Não é necessário ser comerciante para fazer o pedido de falência, um civil pode fazê-lo. Entretanto, no pólo passivo, a lei falimentar brasileira não se aplica ao devedor civil, só atingindo os comerciantes, diferente de outros países, como, Alemanha, Suíça, Áustria e E.U.A., onde o devedor civil pode falir.
Um comerciante, para requerer a falência de outrem, deve provar Ter firma inscrita, ou contrato social registrado na JUCESP. A sociedade de fato, não tendo contrato social registrado, não tem legitimidade para formular o pedido de falência.
Outro tópico importante, é com respeito ao próprio devedor, sendo que ele próprio pode requer “autofalência”, desde que dentro das ocorrências abaixo citadas:
• Para requerer a própria falência, deve o comerciante provar o exercício do comércio, de direito ou de fato, e a sua situação de insolvência. Os outros elementos previstos no art. 8º da L.F. virão no decorrer do andamento da falência. Há Juizes, porém, que exigem de imediato o preenchimento de todos os requisitos, sob pena de indeferimento do pedido.
• Tratando-se de Sociedade Anônima, deve ser juntada a autorização da Assembléia Geral, ou do acionista controlador.
• A autofalência também pode ser requerida pelo sócio ou acionista, pelo cônjuge sobrevivente, pelos herdeiros do devedor ou pelo inventariante (art. 9º I e II, LF).
Resumindo, a falência pode ser requerida por:
FALÊNCIA “EX OFFICIO” · Existe ainda, a falência chamada de “ex officio”, que ocorre quando o devedor entra com uma ação de “concordata preventiva”, e o Juiz, ao invés de deferir seu processamento, decreta desde logo a “quebra” da empresa. Nestes casos, o Juiz decreta a falência independentemente de aguardar qualquer pedido de outrem.
FALÊNCIA REQUERIDA PELO DEVEDOR OU AUTO FALÊNCIA · Ocorre quando o devedor não espera a Ação de seus credores e propõe em Juízo a própria quebra. É prevista no art. 8º da 7.661/45.

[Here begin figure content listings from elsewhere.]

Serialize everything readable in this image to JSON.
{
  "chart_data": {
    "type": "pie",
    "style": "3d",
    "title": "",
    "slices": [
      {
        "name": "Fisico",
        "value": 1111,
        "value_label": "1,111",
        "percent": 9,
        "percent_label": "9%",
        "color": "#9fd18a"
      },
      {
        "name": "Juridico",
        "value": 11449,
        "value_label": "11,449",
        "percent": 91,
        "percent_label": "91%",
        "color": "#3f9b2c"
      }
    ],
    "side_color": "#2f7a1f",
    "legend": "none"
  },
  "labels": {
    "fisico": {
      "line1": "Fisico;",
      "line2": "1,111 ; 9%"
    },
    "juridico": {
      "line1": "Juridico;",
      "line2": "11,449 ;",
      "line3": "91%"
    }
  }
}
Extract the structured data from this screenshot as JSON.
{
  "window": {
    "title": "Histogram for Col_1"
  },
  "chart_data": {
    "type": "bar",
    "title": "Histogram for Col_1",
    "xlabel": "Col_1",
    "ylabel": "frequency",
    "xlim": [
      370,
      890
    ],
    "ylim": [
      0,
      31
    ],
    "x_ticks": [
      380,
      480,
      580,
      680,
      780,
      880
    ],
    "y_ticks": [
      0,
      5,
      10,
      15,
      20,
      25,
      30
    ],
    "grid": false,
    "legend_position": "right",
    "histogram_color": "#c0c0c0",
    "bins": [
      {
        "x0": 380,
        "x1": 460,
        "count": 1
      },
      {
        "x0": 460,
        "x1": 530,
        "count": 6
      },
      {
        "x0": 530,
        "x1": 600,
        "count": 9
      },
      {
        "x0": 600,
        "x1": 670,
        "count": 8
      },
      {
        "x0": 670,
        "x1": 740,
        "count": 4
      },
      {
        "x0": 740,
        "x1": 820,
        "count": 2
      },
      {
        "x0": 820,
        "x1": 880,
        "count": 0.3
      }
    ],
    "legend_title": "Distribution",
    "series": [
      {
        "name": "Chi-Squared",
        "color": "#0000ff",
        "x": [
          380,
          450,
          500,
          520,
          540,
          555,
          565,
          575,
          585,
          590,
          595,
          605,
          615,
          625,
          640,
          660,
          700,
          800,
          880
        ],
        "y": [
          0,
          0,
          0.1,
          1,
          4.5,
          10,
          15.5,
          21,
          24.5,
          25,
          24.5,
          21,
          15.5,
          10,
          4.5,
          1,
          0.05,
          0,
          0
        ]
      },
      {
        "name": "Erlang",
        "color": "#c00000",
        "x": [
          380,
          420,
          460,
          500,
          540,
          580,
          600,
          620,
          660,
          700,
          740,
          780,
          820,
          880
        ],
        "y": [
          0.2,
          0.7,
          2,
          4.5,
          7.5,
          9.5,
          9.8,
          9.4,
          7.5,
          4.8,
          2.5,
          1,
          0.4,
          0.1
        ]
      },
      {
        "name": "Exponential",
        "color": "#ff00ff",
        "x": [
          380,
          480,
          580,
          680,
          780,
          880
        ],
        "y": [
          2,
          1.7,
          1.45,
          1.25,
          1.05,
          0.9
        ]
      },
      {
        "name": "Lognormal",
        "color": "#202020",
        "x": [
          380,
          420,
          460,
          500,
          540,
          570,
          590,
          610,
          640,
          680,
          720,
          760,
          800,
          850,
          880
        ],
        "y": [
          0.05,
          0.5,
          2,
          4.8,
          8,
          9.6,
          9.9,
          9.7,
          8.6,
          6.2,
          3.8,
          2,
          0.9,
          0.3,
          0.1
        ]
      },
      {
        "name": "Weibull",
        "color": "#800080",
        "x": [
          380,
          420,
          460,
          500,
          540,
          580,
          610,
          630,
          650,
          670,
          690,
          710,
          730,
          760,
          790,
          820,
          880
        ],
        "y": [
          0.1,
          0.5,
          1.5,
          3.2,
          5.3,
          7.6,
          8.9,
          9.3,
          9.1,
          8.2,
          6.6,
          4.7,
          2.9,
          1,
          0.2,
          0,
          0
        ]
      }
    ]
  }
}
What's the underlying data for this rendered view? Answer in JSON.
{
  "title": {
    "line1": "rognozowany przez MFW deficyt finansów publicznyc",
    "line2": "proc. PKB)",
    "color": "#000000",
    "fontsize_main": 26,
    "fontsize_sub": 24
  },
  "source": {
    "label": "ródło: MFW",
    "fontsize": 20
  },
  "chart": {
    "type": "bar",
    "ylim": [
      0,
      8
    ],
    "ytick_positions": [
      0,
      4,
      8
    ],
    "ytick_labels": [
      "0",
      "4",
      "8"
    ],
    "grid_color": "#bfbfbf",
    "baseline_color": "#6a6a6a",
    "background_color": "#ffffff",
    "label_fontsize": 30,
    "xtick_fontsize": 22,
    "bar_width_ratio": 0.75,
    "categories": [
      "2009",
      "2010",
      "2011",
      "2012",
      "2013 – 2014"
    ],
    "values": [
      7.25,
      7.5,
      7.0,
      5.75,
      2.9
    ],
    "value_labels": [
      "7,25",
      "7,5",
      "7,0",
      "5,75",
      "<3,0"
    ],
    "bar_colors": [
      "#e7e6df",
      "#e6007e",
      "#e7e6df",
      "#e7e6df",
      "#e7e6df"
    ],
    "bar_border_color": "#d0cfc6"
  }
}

FALÊNCIA REQUERIDA PELO CÔNJUGE, HERDEIROS OU INVENTARIANTES · Só pode ser requerida com base na insolvência presumida do devedor falecido, que, agora de seu espólio, pode ser decretada no prazo máximo de 1 (um) ano após sua morte.
FALÊNCIA REQUERIDA POR SÓCIO ACIONISTA · Possibilidade que está aberta àqueles que não fazem parte da diretoria. Também sócios das chamadas “Sociedades de Fato” e “Sociedades Irregulares” podem pedir autofalência, sendo que, nessas hipóteses, por não existir “sociedade comercial” como pessoa Jurídica, decreta-se a quebra de todos os sócios como se fossem comerciantes individuais, com arrecadação tanto de seus patrimônios comerciais quanto de seus patrimônios civis.
FALÊNCIA REQUERIDA PELO CREDOR · Qualquer credor (civil ou comerciante) com a prova de que o Devedor se encontra em “Estado de Falência”, pode requerer sua quebra, mesmo que ainda não vencido o seu crédito.